Fallen bei folgendem Fall Recht und Moral auseinander?
Partner X und Y sind verheiratet, (Gütergemeinschaft), sind beide erwerbstätig und erwerben gemeinsam eine Immobilie, bei der sie beide zu jeweils 50 % im Grundbuch eingetragen sind.

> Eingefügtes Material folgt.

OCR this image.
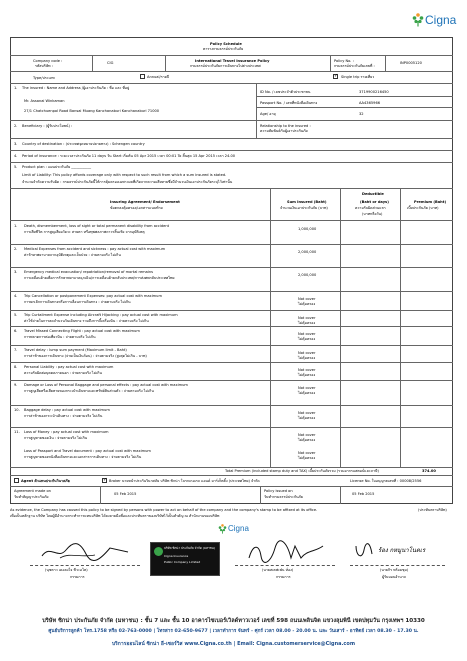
Cigna
Policy Schedule
ตารางกรมธรรม์ประกันภัย
Company code :
รหัสบริษัท :
CIG	International Travel Insurance Policy
กรมธรรม์ประกันภัยการเดินทางไปต่างประเทศ
Policy No. :
กรมธรรม์ประกันภัยเลขที่ :
INP0005120
Type/ประเภท	Annual/รายปี ✓	Single trip รายเที่ยว
1. The insured : Name and Address /ผู้เอาประกันภัย : ชื่อ และ ที่อยู่
Mr. Assanai Winkaman
27/1 Chatchuenpol Road Bansai Muang Kanchanaburi Kanchanaburi 71000
ID No. / เลขประจำตัวประชาชน	3719900216450
Passport No. / เลขที่หนังสือเดินทาง	AA4365966
Age/ อายุ	32
2. Beneficiary : (ผู้รับประโยชน์) :	Relationship to the insured :
ความสัมพันธ์กับผู้เอาประกันภัย
3. Country of destination : (ประเทศจุดหมายปลายทาง) : Schengen country
4. Period of insurance : ระยะเวลาประกันภัย 11 days วัน Start เริ่มต้น 05 Apr 2015 เวลา 00:01 To สิ้นสุด 15 Apr 2015 เวลา 24.00
5. Product plan : แผนประกันภัย ___________
Limit of Liability: This policy affords coverage only with respect to such result from which a sum insured is stated.
จำนวนจำกัดความรับผิด : กรมธรรม์ประกันภัยนี้ให้การคุ้มครองเฉพาะผลที่เกิดจากความเสียหายซึ่งมีจำนวนเงินเอาประกันภัยระบุไว้เท่านั้น
Insuring Agreement/ Endorsement
ข้อตกลงคุ้มครอง/เอกสารแนบท้าย
Sum Insured (Baht)
จำนวนเงินเอาประกันภัย (บาท)
Deductible
(Baht or days)
ความรับผิดส่วนแรก
(บาทหรือวัน)
Premium (Baht)
เบี้ยประกันภัย (บาท)
1. Death, dismemberment, loss of sight or total permanent disability from accident
การเสียชีวิต การสูญเสียอวัยวะ สายตา หรือทุพพลภาพถาวรสิ้นเชิง จากอุบัติเหตุ
1,000,000
2. Medical Expenses from accident and sickness : pay actual cost with maximum
ค่ารักษาพยาบาลจากอุบัติเหตุและเจ็บป่วย : จ่ายตามจริง ไม่เกิน
2,000,000
3. Emergency medical evacuation/ repatriation/removal of mortal remains
การเคลื่อนย้ายเพื่อการรักษาพยาบาลฉุกเฉิน/การเคลื่อนย้ายกลับประเทศ/การส่งศพกลับประเทศไทย
2,000,000
4. Trip Cancellation or postponement Expenses: pay actual cost with maximum
การยกเลิกการเดินทางหรือการเลื่อนการเดินทาง : จ่ายตามจริง ไม่เกิน
Not cover
ไม่คุ้มครอง
5. Trip Curtailment Expense including Aircraft Hijacking : pay actual cost with maximum
ค่าใช้จ่ายในการลดจำนวนวันเดินทาง รวมถึงการจี้เครื่องบิน : จ่ายตามจริง ไม่เกิน
Not cover
ไม่คุ้มครอง
6. Travel Missed Connecting Flight : pay actual cost with maximum
การพลาดการต่อเที่ยวบิน : จ่ายตามจริง ไม่เกิน
Not cover
ไม่คุ้มครอง
7. Travel delay : lump sum payment (Maximum limit - Baht)
การล่าช้าของการเดินทาง (จ่ายเป็นเงินก้อน) : จ่ายตามจริง (สูงสุดไม่เกิน - บาท)
Not cover
ไม่คุ้มครอง
8. Personal Liability : pay actual cost with maximum
ความรับผิดต่อบุคคลภายนอก : จ่ายตามจริง ไม่เกิน
Not cover
ไม่คุ้มครอง
9. Damage or Loss of Personal Baggage and personal effects : pay actual cost with maximum
การสูญเสียหรือเสียหายของกระเป๋าเดินทางและทรัพย์สินส่วนตัว : จ่ายตามจริง ไม่เกิน
Not cover
ไม่คุ้มครอง
10. Baggage delay : pay actual cost with maximum
การล่าช้าของกระเป๋าเดินทาง : จ่ายตามจริง ไม่เกิน
Not cover
ไม่คุ้มครอง
11. Loss of Money : pay actual cost with maximum
การสูญหายของเงิน : จ่ายตามจริง ไม่เกิน
Not cover
ไม่คุ้มครอง
Loss of Passport and Travel document : pay actual cost with maximum
การสูญหายของหนังสือเดินทางและเอกสารการเดินทาง : จ่ายตามจริง ไม่เกิน
Not cover
ไม่คุ้มครอง
Total Premium (included stamp duty and TAX) เบี้ยประกันภัยรวม (รวมอากรแสตมป์และภาษี)	374.00
Agent ตัวแทนประกันวินาศภัย ✓	Broker นายหน้าประกันวินาศภัย บริษัท ซิกน่า โบรกเกอเรจ แอนด์ มาร์เก็ตติ้ง (ประเทศไทย) จำกัด	License No. ใบอนุญาตเลขที่ : 00008/2556
Agreement made on
วันทำสัญญาประกันภัย
05 Feb 2015
Policy issued on
วันทำกรมธรรม์ประกันภัย
05 Feb 2015
As evidence, the Company has caused this policy to be signed by persons with power to act on behalf of the company and the company's stamp to be affixed at its office.	(ประทับตราบริษัท)
เพื่อเป็นหลักฐาน บริษัท โดยผู้มีอำนาจกระทำการแทนบริษัท ได้ลงลายมือชื่อและประทับตราของบริษัทไว้เป็นสำคัญ ณ สำนักงานของบริษัท
Cigna
(นุชตาว เดอลงใจ ชีวะอโต)
กรรมการ
บริษัท ซิกน่า ประกันภัย จำกัด (มหาชน)
Cigna Insurance
Public Company Limited
(นายสเตฟเฟ่น ห์อง)
กรรมการ
ร้อง กหมูนาโนดเร
(นายกิร พร้อมชุม)
ผู้รับมอบอำนาจ
บริษัท ซิกน่า ประกันภัย จำกัด (มหาชน) : ชั้น 7 และ ชั้น 10 อาคารไซเบอร์เวิลด์ทาวเวอร์ เลขที่ 598 ถนนเพลินจิต แขวงลุมพินี เขตปทุมวัน กรุงเทพฯ 10330
ศูนย์บริการลูกค้า โทร.1758 หรือ 02-763-0000 | โทรสาร 02-650-9677 | เวลาทำการ จันทร์ - ศุกร์ เวลา 08.00 - 20.00 น. และ วันเสาร์ - อาทิตย์ เวลา 08.30 - 17.30 น.
บริการออนไลน์ ซิกน่า อี-เซอร์วิส www.Cigna.co.th | Email: Cigna.customerservice@Cigna.com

Stellen wir uns vor, dass die ursprüngliche Hypothek 100 Tsd. EURO betrug. Partner X erhält im Laufe der Jahre von seinen Eltern eine Schenkung von 60 Tsd. EURO, die er dazu verwendet mit Hilfe einer Sonderzahlungen, die Hypothek zu reduzieren. Im Grundbuch wird nix geändert (50-50 Regelung bleibt bestehen).
Bei Fälligkeit der Hypothek wird mit gemeinsam Erspartem die Hypothek komplett getilgt. Just zu diesem Zeitpunkt kriselt es in der Ehe. Partner X (derjenige mit der höheren Schenkung) stellt klar: Im Falle einer Scheidung und Verkauf der Immobilie geht die Immobilie auf ihn über (Argumente: Schenkung und höheres Einkommen).
Hat er juristisch und/oder nur moralisch Recht?!